Ray Bradbury is one writer that I feel a special connection to. I’ve already read Fahrenheit 451 and Martian Chronicles, and I was honored to be able to pay him a tribute. This month, it was Now and Forever, a book I hadn’t heard of.
They are now and always two short novels, which he published in one volume at the end of his life. Each is accompanied by an introduction from the author that explains how these stories came to be. One, “Somewhere, a band plays links his memories of Tucson, where he was six and twelve years. This poem was inspired by The Wind and the Lion’s soundtrack and his encounters and friendships with Katherine Hepburn. It was actually her idea to have it performed in the theatre or at the cinema. But it couldn’t be.

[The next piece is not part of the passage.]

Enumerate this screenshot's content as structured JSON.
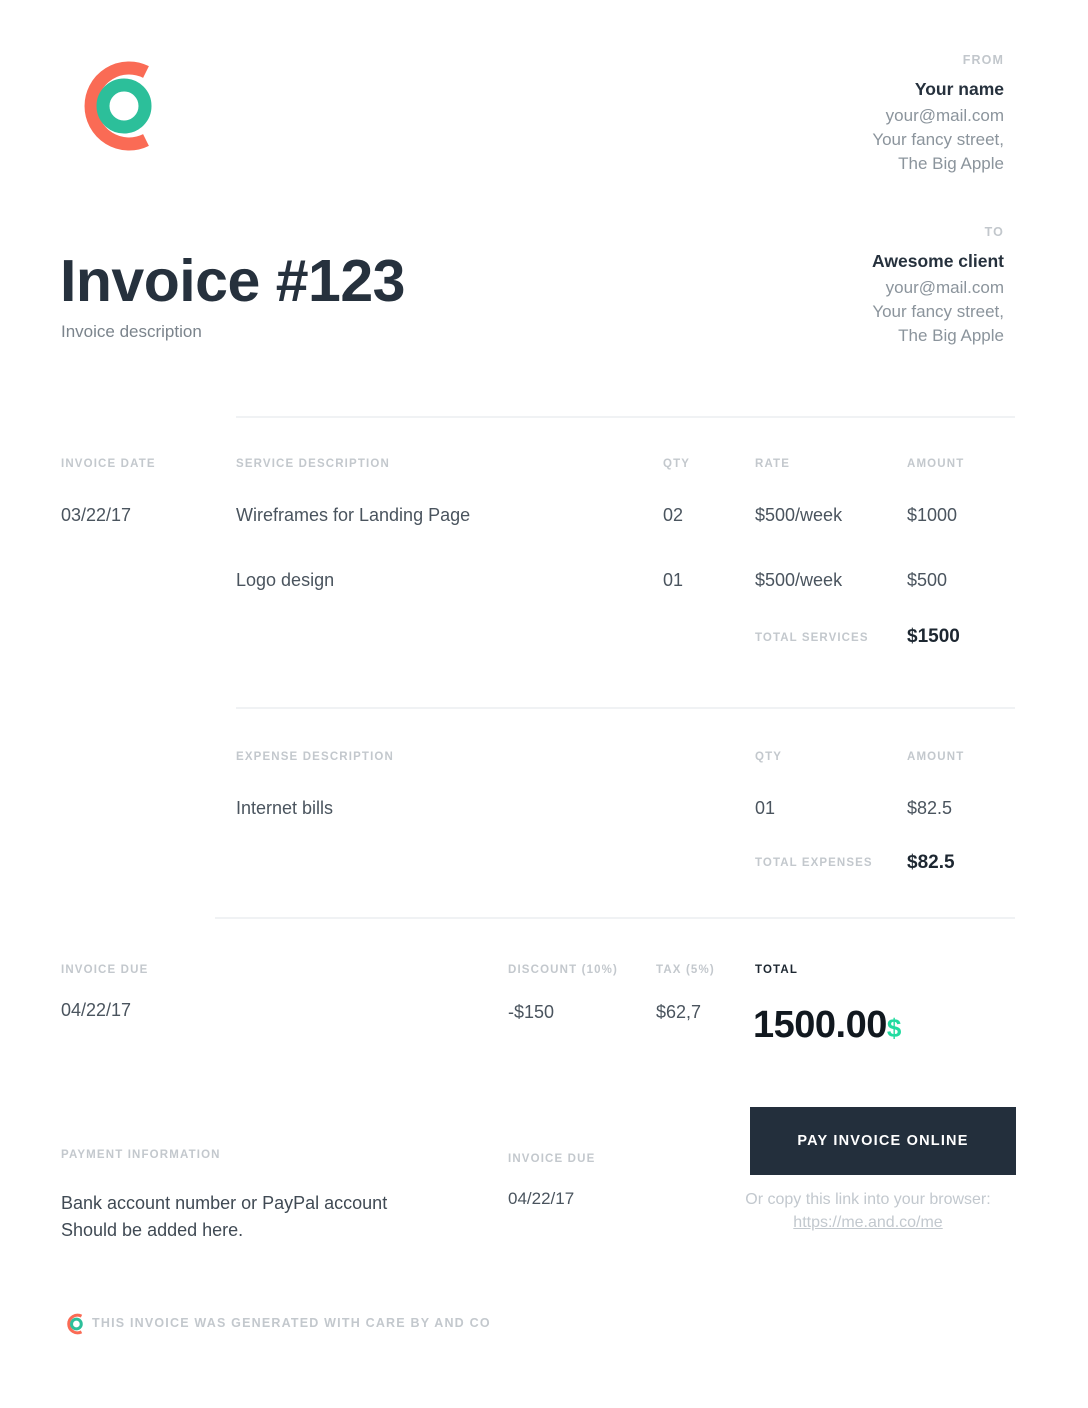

The second novel, “Leviathan 99”, was a result of his work as a screenwriter at Moby Dick back in 1956. You could say it’s a revision of history. The story sees the Mad captain, the killer whale, and the sailing ship transform into a spaceship, astronaut, and blinding comet. The story was first narrated by a radio station, then it was made into a play and published after many rewrites.

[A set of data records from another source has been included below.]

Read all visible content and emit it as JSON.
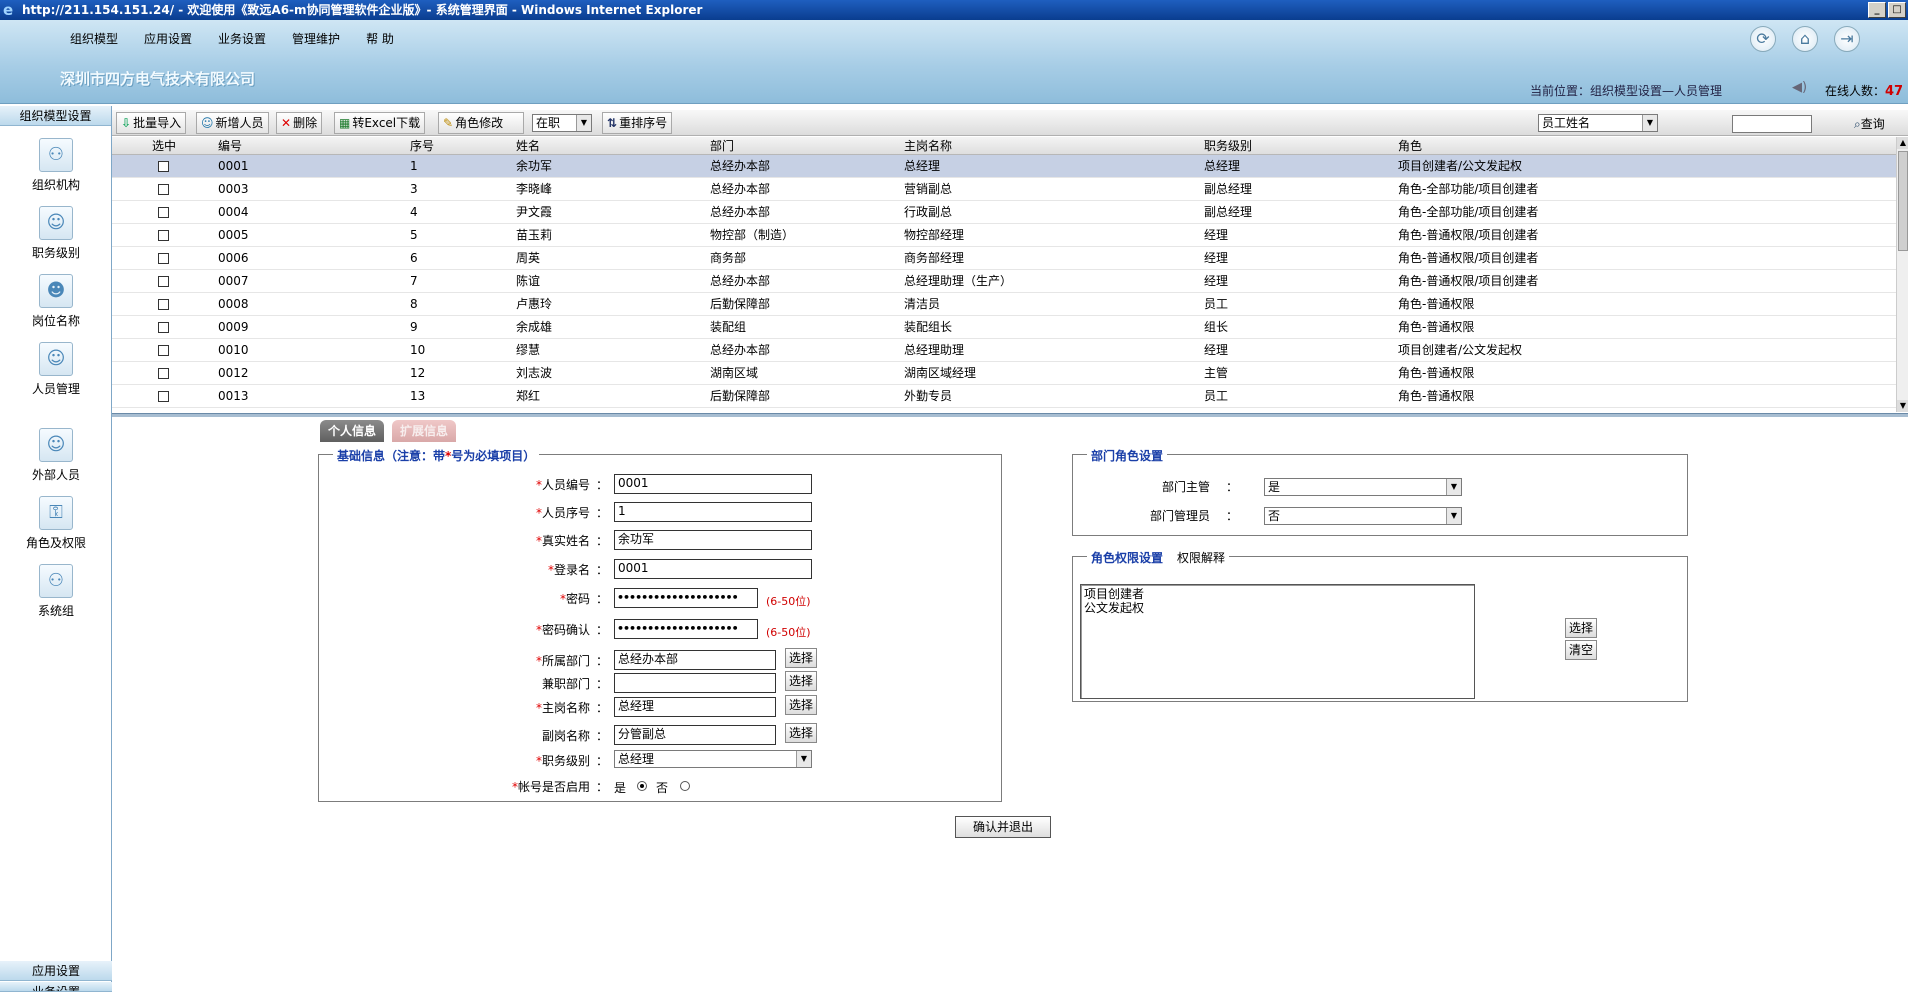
{
  "window": {
    "title": "http://211.154.151.24/ - 欢迎使用《致远A6-m协同管理软件企业版》- 系统管理界面 - Windows Internet Explorer"
  },
  "header": {
    "menu": [
      "组织模型",
      "应用设置",
      "业务设置",
      "管理维护",
      "帮 助"
    ],
    "company": "深圳市四方电气技术有限公司",
    "location": "当前位置：组织模型设置—人员管理",
    "online_label": "在线人数：",
    "online_count": "47"
  },
  "leftnav": {
    "section_title": "组织模型设置",
    "items": [
      "组织机构",
      "职务级别",
      "岗位名称",
      "人员管理",
      "外部人员",
      "角色及权限",
      "系统组"
    ],
    "bottom_sections": [
      "应用设置",
      "业务设置"
    ]
  },
  "toolbar": {
    "batch_import": "批量导入",
    "add_person": "新增人员",
    "delete": "删除",
    "export_excel": "转Excel下载",
    "role_edit": "角色修改",
    "status_select": "在职",
    "reorder": "重排序号",
    "search_field_select": "员工姓名",
    "search_input": "",
    "search": "查询"
  },
  "table": {
    "columns": [
      "选中",
      "编号",
      "序号",
      "姓名",
      "部门",
      "主岗名称",
      "职务级别",
      "角色"
    ],
    "rows": [
      [
        "0001",
        "1",
        "余功军",
        "总经办本部",
        "总经理",
        "总经理",
        "项目创建者/公文发起权"
      ],
      [
        "0003",
        "3",
        "李晓峰",
        "总经办本部",
        "营销副总",
        "副总经理",
        "角色-全部功能/项目创建者"
      ],
      [
        "0004",
        "4",
        "尹文霞",
        "总经办本部",
        "行政副总",
        "副总经理",
        "角色-全部功能/项目创建者"
      ],
      [
        "0005",
        "5",
        "苗玉莉",
        "物控部（制造）",
        "物控部经理",
        "经理",
        "角色-普通权限/项目创建者"
      ],
      [
        "0006",
        "6",
        "周英",
        "商务部",
        "商务部经理",
        "经理",
        "角色-普通权限/项目创建者"
      ],
      [
        "0007",
        "7",
        "陈谊",
        "总经办本部",
        "总经理助理（生产）",
        "经理",
        "角色-普通权限/项目创建者"
      ],
      [
        "0008",
        "8",
        "卢惠玲",
        "后勤保障部",
        "清洁员",
        "员工",
        "角色-普通权限"
      ],
      [
        "0009",
        "9",
        "余成雄",
        "装配组",
        "装配组长",
        "组长",
        "角色-普通权限"
      ],
      [
        "0010",
        "10",
        "缪慧",
        "总经办本部",
        "总经理助理",
        "经理",
        "项目创建者/公文发起权"
      ],
      [
        "0012",
        "12",
        "刘志波",
        "湖南区域",
        "湖南区域经理",
        "主管",
        "角色-普通权限"
      ],
      [
        "0013",
        "13",
        "郑红",
        "后勤保障部",
        "外勤专员",
        "员工",
        "角色-普通权限"
      ]
    ]
  },
  "tabs": [
    "个人信息",
    "扩展信息"
  ],
  "basic_info": {
    "legend": "基础信息（注意：带",
    "legend_star": "*",
    "legend_tail": "号为必填项目）",
    "fields": {
      "person_no_label": "人员编号",
      "person_no": "0001",
      "person_seq_label": "人员序号",
      "person_seq": "1",
      "real_name_label": "真实姓名",
      "real_name": "余功军",
      "login_name_label": "登录名",
      "login_name": "0001",
      "password_label": "密码",
      "password_mask": "••••••••••••••••••••",
      "password_hint": "(6-50位)",
      "password_confirm_label": "密码确认",
      "password_confirm_mask": "••••••••••••••••••••",
      "password_confirm_hint": "(6-50位)",
      "dept_label": "所属部门",
      "dept": "总经办本部",
      "concurrent_dept_label": "兼职部门",
      "concurrent_dept": "",
      "main_post_label": "主岗名称",
      "main_post": "总经理",
      "sub_post_label": "副岗名称",
      "sub_post": "分管副总",
      "level_label": "职务级别",
      "level": "总经理",
      "enabled_label": "帐号是否启用",
      "enabled_yes": "是",
      "enabled_no": "否",
      "choose": "选择",
      "colon": "："
    }
  },
  "dept_role": {
    "legend": "部门角色设置",
    "dept_manager_label": "部门主管",
    "dept_manager": "是",
    "dept_admin_label": "部门管理员",
    "dept_admin": "否"
  },
  "role_perm": {
    "legend": "角色权限设置",
    "legend_extra": "权限解释",
    "items": [
      "项目创建者",
      "公文发起权"
    ],
    "choose": "选择",
    "clear": "清空"
  },
  "confirm": "确认并退出",
  "colors": {
    "titlebar": "#0a3d8f",
    "header": "#a7cde6",
    "selected_row": "#c6d0e4",
    "legend": "#1a3fa8",
    "required": "#e00000",
    "online_count": "#d00000"
  }
}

Every story is different. “Somewhere, a band plays …” with a dreamlike tonal quality. A journalist leaps from a train to reach Summerton, an odd town that seems like it was taken from another time. Nefertiti, the most beautiful woman on earth, lives there. The stationmaster works as a driver and baker. There are no children on the streets, and there is no death date in the graves. We learn what secrets this town holds and how the journalist managed to escape it over its hundred and eleven pages.
It is hard to not think about Moby Dick when reading “Leviathan 99”, and this may be the story’s main attraction. I haven’t yet read the original Herman Melville work, but I did read The Whale a few years ago, a graphic novel adaptation. This was enough to confirm that Bradbury had taken each character (Ishmael and Queequeg), and the underlying themes (religion and racism, obsession and revenge) and twisted the plot to create your own version. The context switch works for me, the original story’s essence is preserved, and the novel can be enjoyed by itself, even if it hasn’t been read.
“Somewhere a group plays …” evokes the past and “Leviathan 99”, makes us travel to future. Both convey the feeling of timelessness so the title, Now and Forever, is the best. Did that be the reason they were combined in one book? Perhaps yes. Or maybe not. One thing is certain: these novels, which are so different from one another and so Ray Bradbury-inspired, offer a great opportunity to meet Ray Bradbury or to learn more about him.
Hi, my name's Sarah Star and welcome to my book review blog.
I come from Oklahoma and live there with my family.
By profession, I studied library and information science.
I am currently writing a novel and focusing on my new book review blog.